2) Introduce yourself- it’s a general custom to begin by introducing yourself in the first round. Introductions are a respectful and polite way to begin sharing one’s perspectives. Use your given name first, followed with any other (spiritually) significant names you may wish to be known by.

3) Speak from your heart- the speaker addresses the entire circle, coming from heart space, with honesty, integrity, and respectfulness. The Circle will establish how long each member may speak on their turn, which is necessary when time is limited. It is important to have respect for the time of others, ensuring all have an opportunity to speak. When finished speaking, pass the talking stick to the person to your left. Moderators will ensure time allotments are adhered to.

If you do not wish to speak at that moment, simply say “I pass” and hand the talking stick to the person to your left. For virtual meetings, moderators, maintain the same speaking order and establish a clockwise movement within the circle, calling on the next speaker. The speaker will say aloud that they’re finished speaking to avoid confusion and delay.

4) Listen with respect, and be present- All members listen attentively and give their support to the speaker. Listening with your heart allows you to hear and feel the speaker’s true intentions. Listen to the speaker in the same manner that you wish to be heard.

5) Do not repeat what was said in the Talking Circle – Depending on the intention of the circle, what is said within the circle stays confidential. This is especially true when the circle is being used for healing. If the circle was used to arrive at a decision, then it’s the final unified decision that is to be shared freely.

6) Speak in the first person narrative- When speaking in the circle, state your feelings and thoughts using “I”, speak for yourself in the first-person narrative. Avoid speaking for others.

7) Do not speak directly to the comments made by another speaker- This includes direct criticisms or even compliments of other speaker’s words. It is best to echo the comments of another if you feel aligned with them.

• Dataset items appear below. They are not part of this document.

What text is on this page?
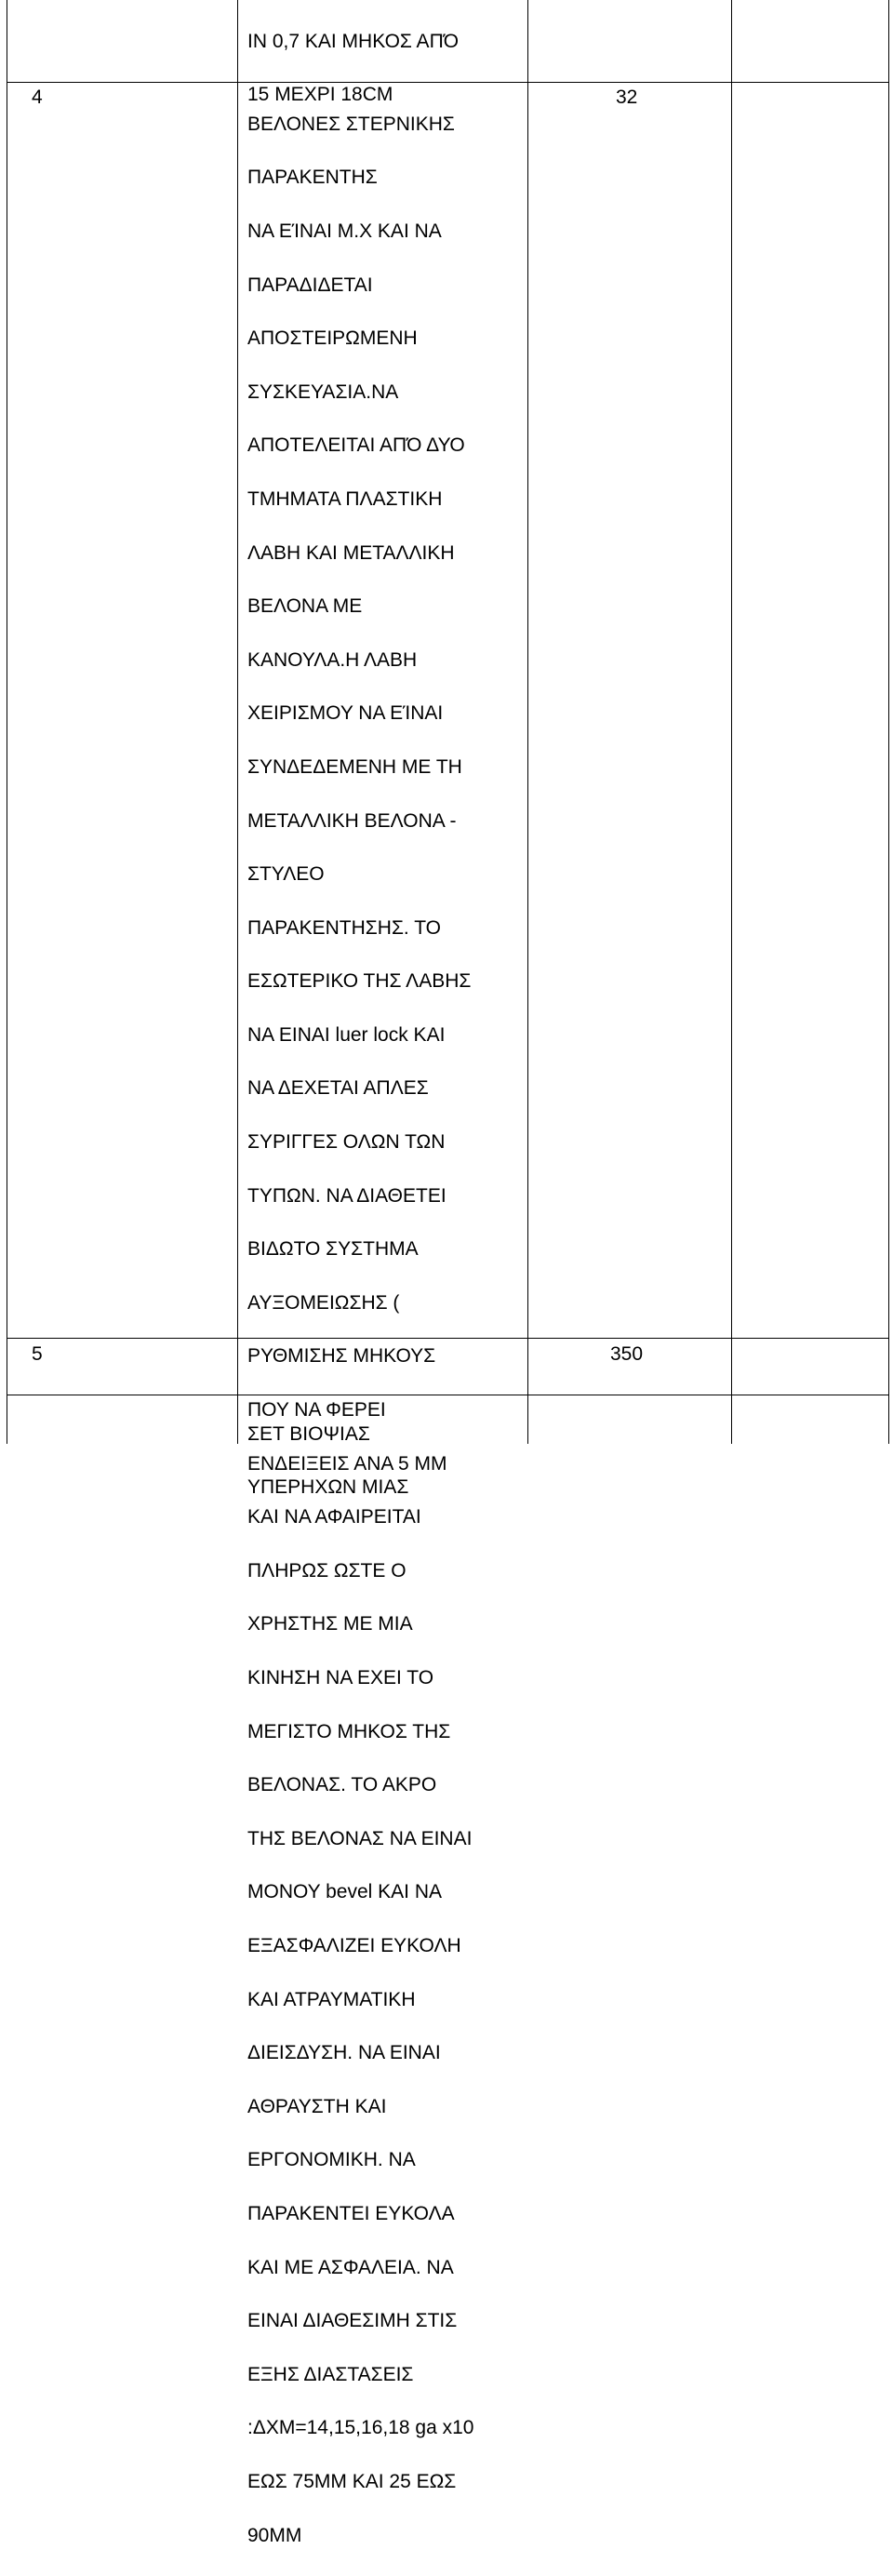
IN 0,7 ΚΑΙ ΜΗΚΟΣ ΑΠΌ

15 ΜΕΧΡΙ 18CM

4	32

ΒΕΛΟΝΕΣ ΣΤΕΡΝΙΚΗΣ

ΠΑΡΑΚΕΝΤΗΣ

ΝΑ ΕΊΝΑΙ Μ.Χ ΚΑΙ ΝΑ

ΠΑΡΑΔΙΔΕΤΑΙ

ΑΠΟΣΤΕΙΡΩΜΕΝΗ

ΣΥΣΚΕΥΑΣΙΑ.ΝΑ

ΑΠΟΤΕΛΕΙΤΑΙ ΑΠΌ ΔΥΟ

ΤΜΗΜΑΤΑ ΠΛΑΣΤΙΚΗ

ΛΑΒΗ ΚΑΙ ΜΕΤΑΛΛΙΚΗ

ΒΕΛΟΝΑ ΜΕ

ΚΑΝΟΥΛΑ.Η ΛΑΒΗ

ΧΕΙΡΙΣΜΟΥ ΝΑ ΕΊΝΑΙ

ΣΥΝΔΕΔΕΜΕΝΗ ΜΕ ΤΗ

ΜΕΤΑΛΛΙΚΗ ΒΕΛΟΝΑ -

ΣΤΥΛΕΟ

ΠΑΡΑΚΕΝΤΗΣΗΣ. ΤΟ

ΕΣΩΤΕΡΙΚΟ ΤΗΣ ΛΑΒΗΣ

ΝΑ ΕΙΝΑΙ luer lock ΚΑΙ

ΝΑ ΔΕΧΕΤΑΙ ΑΠΛΕΣ

ΣΥΡΙΓΓΕΣ ΟΛΩΝ ΤΩΝ

ΤΥΠΩΝ. ΝΑ ΔΙΑΘΕΤΕΙ

ΒΙΔΩΤΟ ΣΥΣΤΗΜΑ

ΑΥΞΟΜΕΙΩΣΗΣ (

ΡΥΘΜΙΣΗΣ ΜΗΚΟΥΣ

ΠΟΥ ΝΑ ΦΕΡΕΙ

ΕΝΔΕΙΞΕΙΣ ΑΝΑ 5 ΜΜ

ΚΑΙ ΝΑ ΑΦΑΙΡΕΙΤΑΙ

ΠΛΗΡΩΣ ΩΣΤΕ Ο

ΧΡΗΣΤΗΣ ΜΕ ΜΙΑ

ΚΙΝΗΣΗ ΝΑ ΕΧΕΙ ΤΟ

ΜΕΓΙΣΤΟ ΜΗΚΟΣ ΤΗΣ

ΒΕΛΟΝΑΣ. ΤΟ ΑΚΡΟ

ΤΗΣ ΒΕΛΟΝΑΣ ΝΑ ΕΙΝΑΙ

ΜΟΝΟΥ bevel ΚΑΙ ΝΑ

ΕΞΑΣΦΑΛΙΖΕΙ ΕΥΚΟΛΗ

ΚΑΙ ΑΤΡΑΥΜΑΤΙΚΗ

ΔΙΕΙΣΔΥΣΗ. ΝΑ ΕΙΝΑΙ

ΑΘΡΑΥΣΤΗ ΚΑΙ

ΕΡΓΟΝΟΜΙΚΗ. ΝΑ

ΠΑΡΑΚΕΝΤΕΙ ΕΥΚΟΛΑ

ΚΑΙ ΜΕ ΑΣΦΑΛΕΙΑ. ΝΑ

ΕΙΝΑΙ ΔΙΑΘΕΣΙΜΗ ΣΤΙΣ

ΕΞΗΣ ΔΙΑΣΤΑΣΕΙΣ

:ΔΧΜ=14,15,16,18 ga x10

ΕΩΣ 75ΜΜ ΚΑΙ 25 ΕΩΣ

90ΜΜ

5	350

ΣΕΤ ΒΙΟΨΙΑΣ

ΥΠΕΡΗΧΩΝ ΜΙΑΣ
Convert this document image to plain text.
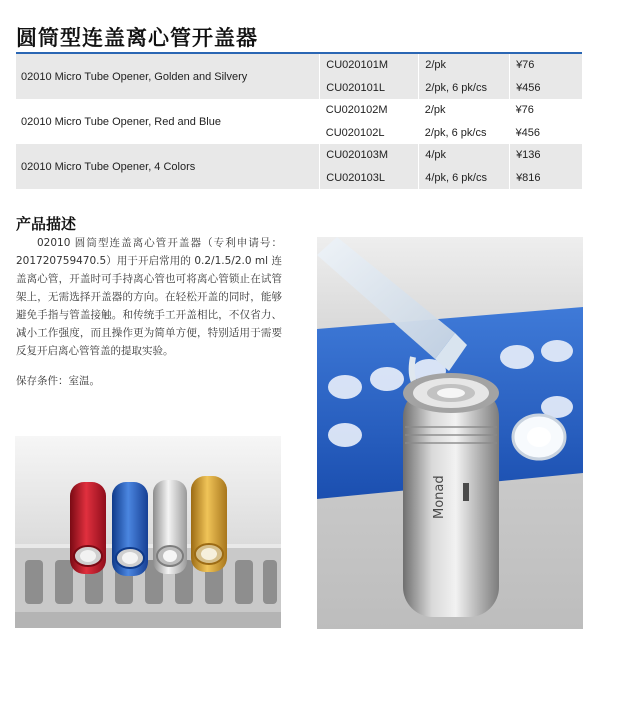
圆筒型连盖离心管开盖器
02010 Micro Tube Opener, Golden and Silvery	CU020101M	2/pk	¥76
	CU020101L	2/pk, 6 pk/cs	¥456
02010 Micro Tube Opener, Red and Blue	CU020102M	2/pk	¥76
	CU020102L	2/pk, 6 pk/cs	¥456
02010 Micro Tube Opener, 4 Colors	CU020103M	4/pk	¥136
	CU020103L	4/pk, 6 pk/cs	¥816
产品描述

02010 圆筒型连盖离心管开盖器（专利申请号：201720759470.5）用于开启常用的 0.2/1.5/2.0 ml 连盖离心管，开盖时可手持离心管也可将离心管锁止在试管架上，无需选择开盖器的方向。在轻松开盖的同时，能够避免手指与管盖接触。和传统手工开盖相比，不仅省力、减小工作强度，而且操作更为简单方便，特别适用于需要反复开启离心管管盖的提取实验。

保存条件：室温。
Monad
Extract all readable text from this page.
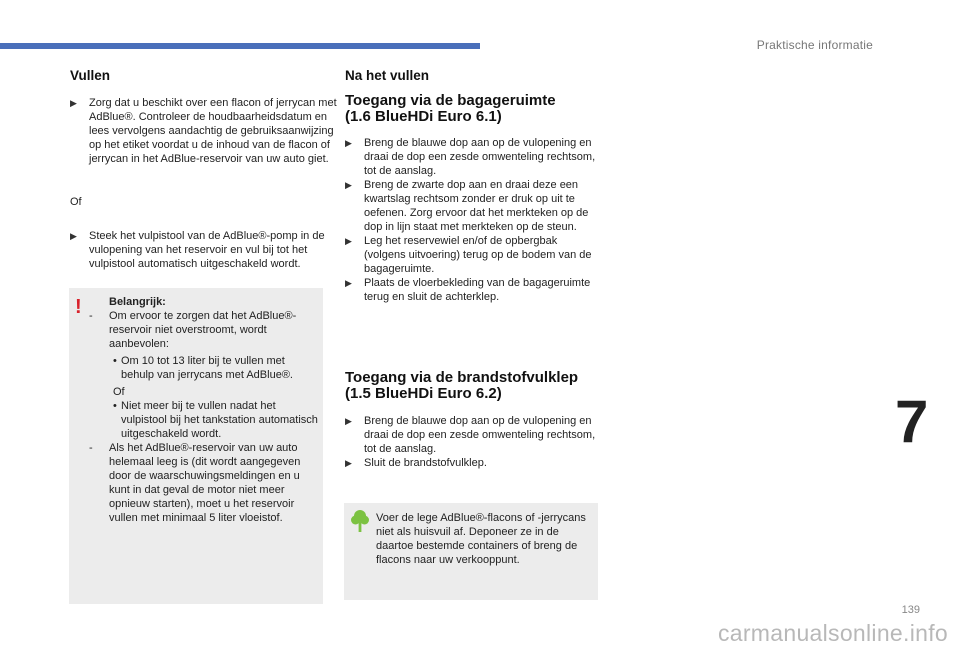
Praktische informatie
Vullen
▶︎ Zorg dat u beschikt over een flacon of jerrycan met AdBlue®. Controleer de houdbaarheidsdatum en lees vervolgens aandachtig de gebruiksaanwijzing op het etiket voordat u de inhoud van de flacon of jerrycan in het AdBlue-reservoir van uw auto giet.
Of
▶︎ Steek het vulpistool van de AdBlue®-pomp in de vulopening van het reservoir en vul bij tot het vulpistool automatisch uitgeschakeld wordt.
! Belangrijk:
- Om ervoor te zorgen dat het AdBlue®-reservoir niet overstroomt, wordt aanbevolen:
• Om 10 tot 13 liter bij te vullen met behulp van jerrycans met AdBlue®.
Of
• Niet meer bij te vullen nadat het vulpistool bij het tankstation automatisch uitgeschakeld wordt.
- Als het AdBlue®-reservoir van uw auto helemaal leeg is (dit wordt aangegeven door de waarschuwingsmeldingen en u kunt in dat geval de motor niet meer opnieuw starten), moet u het reservoir vullen met minimaal 5 liter vloeistof.
Na het vullen
Toegang via de bagageruimte
(1.6 BlueHDi Euro 6.1)
▶︎ Breng de blauwe dop aan op de vulopening en draai de dop een zesde omwenteling rechtsom, tot de aanslag.
▶︎ Breng de zwarte dop aan en draai deze een kwartslag rechtsom zonder er druk op uit te oefenen. Zorg ervoor dat het merkteken op de dop in lijn staat met merkteken op de steun.
▶︎ Leg het reservewiel en/of de opbergbak (volgens uitvoering) terug op de bodem van de bagageruimte.
▶︎ Plaats de vloerbekleding van de bagageruimte terug en sluit de achterklep.
Toegang via de brandstofvulklep
(1.5 BlueHDi Euro 6.2)
▶︎ Breng de blauwe dop aan op de vulopening en draai de dop een zesde omwenteling rechtsom, tot de aanslag.
▶︎ Sluit de brandstofvulklep.
Voer de lege AdBlue®-flacons of -jerrycans niet als huisvuil af. Deponeer ze in de daartoe bestemde containers of breng de flacons naar uw verkooppunt.
7
139
carmanualsonline.info
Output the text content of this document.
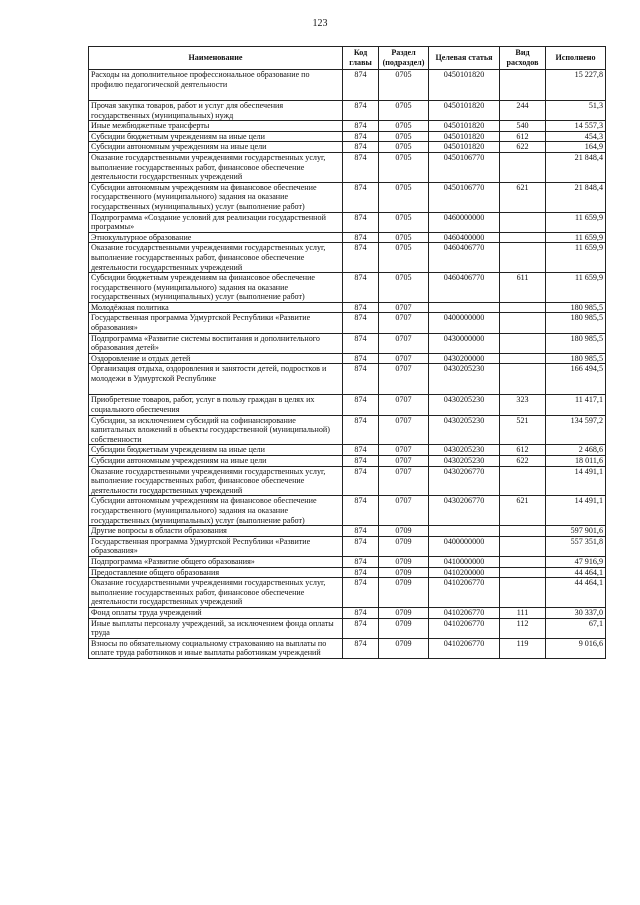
123
Наименование	Код главы	Раздел (подраздел)	Целевая статья	Вид расходов	Исполнено
Расходы на дополнительное профессиональное образование по профилю педагогической деятельности	874	0705	0450101820		15 227,8
Прочая закупка товаров, работ и услуг для обеспечения государственных (муниципальных) нужд	874	0705	0450101820	244	51,3
Иные межбюджетные трансферты	874	0705	0450101820	540	14 557,3
Субсидии бюджетным учреждениям на иные цели	874	0705	0450101820	612	454,3
Субсидии автономным учреждениям на иные цели	874	0705	0450101820	622	164,9
Оказание государственными учреждениями государственных услуг, выполнение государственных работ, финансовое обеспечение деятельности государственных учреждений	874	0705	0450106770		21 848,4
Субсидии автономным учреждениям на финансовое обеспечение государственного (муниципального) задания на оказание государственных (муниципальных) услуг (выполнение работ)	874	0705	0450106770	621	21 848,4
Подпрограмма «Создание условий для реализации государственной программы»	874	0705	0460000000		11 659,9
Этнокультурное образование	874	0705	0460400000		11 659,9
Оказание государственными учреждениями государственных услуг, выполнение государственных работ, финансовое обеспечение деятельности государственных учреждений	874	0705	0460406770		11 659,9
Субсидии бюджетным учреждениям на финансовое обеспечение государственного (муниципального) задания на оказание государственных (муниципальных) услуг (выполнение работ)	874	0705	0460406770	611	11 659,9
Молодёжная политика	874	0707			180 985,5
Государственная программа Удмуртской Республики «Развитие образования»	874	0707	0400000000		180 985,5
Подпрограмма «Развитие системы воспитания и дополнительного образования детей»	874	0707	0430000000		180 985,5
Оздоровление и отдых детей	874	0707	0430200000		180 985,5
Организация отдыха, оздоровления и занятости детей, подростков и молодежи в Удмуртской Республике	874	0707	0430205230		166 494,5
Приобретение товаров, работ, услуг в пользу граждан в целях их социального обеспечения	874	0707	0430205230	323	11 417,1
Субсидии, за исключением субсидий на софинансирование капитальных вложений в объекты государственной (муниципальной) собственности	874	0707	0430205230	521	134 597,2
Субсидии бюджетным учреждениям на иные цели	874	0707	0430205230	612	2 468,6
Субсидии автономным учреждениям на иные цели	874	0707	0430205230	622	18 011,6
Оказание государственными учреждениями государственных услуг, выполнение государственных работ, финансовое обеспечение деятельности государственных учреждений	874	0707	0430206770		14 491,1
Субсидии автономным учреждениям на финансовое обеспечение государственного (муниципального) задания на оказание государственных (муниципальных) услуг (выполнение работ)	874	0707	0430206770	621	14 491,1
Другие вопросы в области образования	874	0709			597 901,6
Государственная программа Удмуртской Республики «Развитие образования»	874	0709	0400000000		557 351,8
Подпрограмма «Развитие общего образования»	874	0709	0410000000		47 916,9
Предоставление общего образования	874	0709	0410200000		44 464,1
Оказание государственными учреждениями государственных услуг, выполнение государственных работ, финансовое обеспечение деятельности государственных учреждений	874	0709	0410206770		44 464,1
Фонд оплаты труда учреждений	874	0709	0410206770	111	30 337,0
Иные выплаты персоналу учреждений, за исключением фонда оплаты труда	874	0709	0410206770	112	67,1
Взносы по обязательному социальному страхованию на выплаты по оплате труда работников и иные выплаты работникам учреждений	874	0709	0410206770	119	9 016,6
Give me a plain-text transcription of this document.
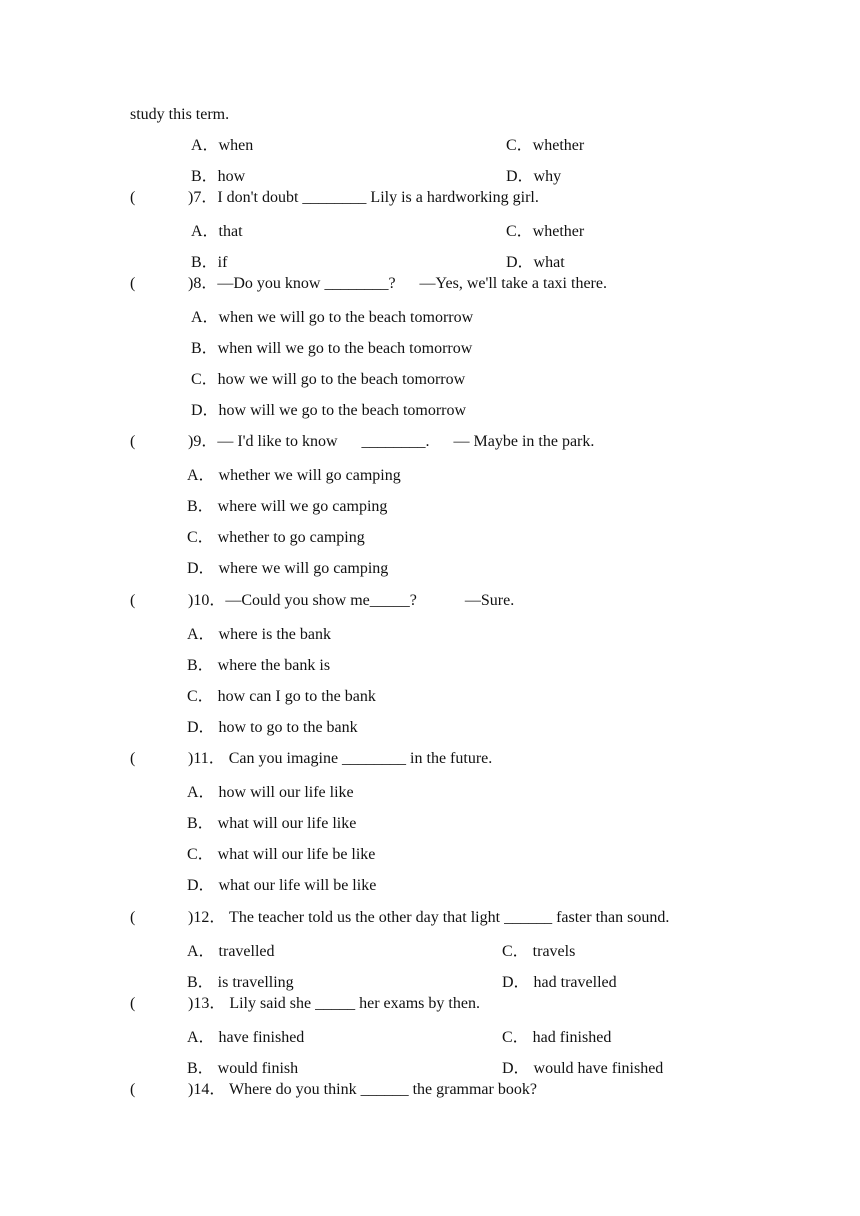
study this term.
A．when	C．whether
B．how	D．why
(	)7．I don't doubt ________ Lily is a hardworking girl.
A．that	C．whether
B．if	D．what
(	)8．—Do you know ________?      —Yes, we'll take a taxi there.
A．when we will go to the beach tomorrow
B．when will we go to the beach tomorrow
C．how we will go to the beach tomorrow
D．how will we go to the beach tomorrow
(	)9．— I'd like to know      ________.      — Maybe in the park.
A． whether we will go camping
B． where will we go camping
C． whether to go camping
D． where we will go camping
(	)10．—Could you show me_____?            —Sure.
A． where is the bank
B． where the bank is
C． how can I go to the bank
D． how to go to the bank
(	)11． Can you imagine ________ in the future.
A． how will our life like
B． what will our life like
C． what will our life be like
D． what our life will be like
(	)12． The teacher told us the other day that light ______ faster than sound.
A． travelled	C． travels
B． is travelling	D． had travelled
(	)13． Lily said she _____ her exams by then.
A． have finished	C． had finished
B． would finish	D． would have finished
(	)14． Where do you think ______ the grammar book?
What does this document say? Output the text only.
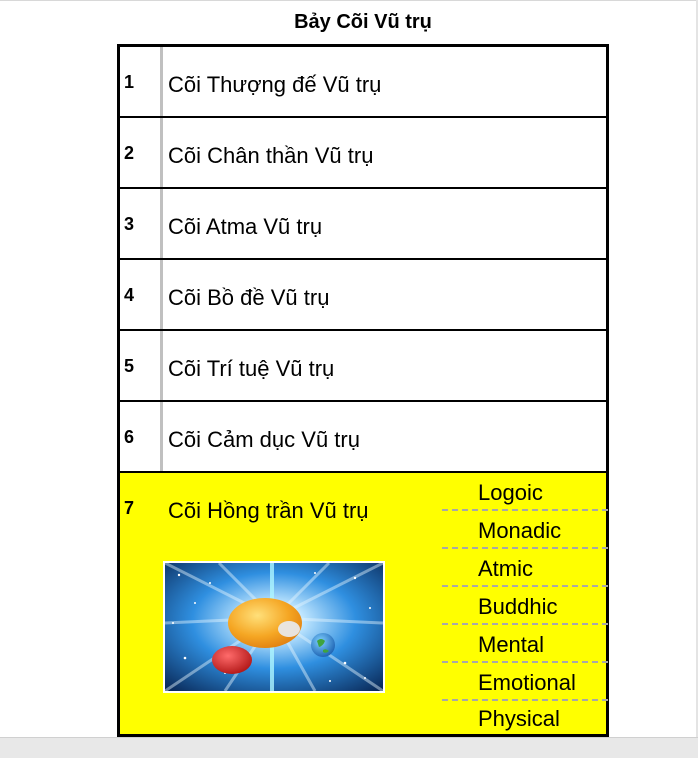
Bảy Cõi Vũ trụ
1 Cõi Thượng đế Vũ trụ
2 Cõi Chân thần Vũ trụ
3 Cõi Atma Vũ trụ
4 Cõi Bồ đề Vũ trụ
5 Cõi Trí tuệ Vũ trụ
6 Cõi Cảm dục Vũ trụ
7 Cõi Hồng trần Vũ trụ
Logoic
Monadic
Atmic
Buddhic
Mental
Emotional
Physical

When you disagree with a statement made by another, only offer your own perspective and feelings on that subject.

8) Be humble and respectful of all in the circle –Avoid criticizing or negating the words of others, We are all Equals in the Circle. Speak instead of your own ideas and feelings, I feel- followed by your own perspectives.

Conclude each talking circle by closing sacred space, if it was opened. The organizer should say aloud that the Talking circle is now closed. At this time, conversations may take place or simply conclude the gathering with any final messages. If additional guidance on sacred space, Talking Circle etiquette or any questions, the author (Leslie Hart) is very happy to provide additional assistance.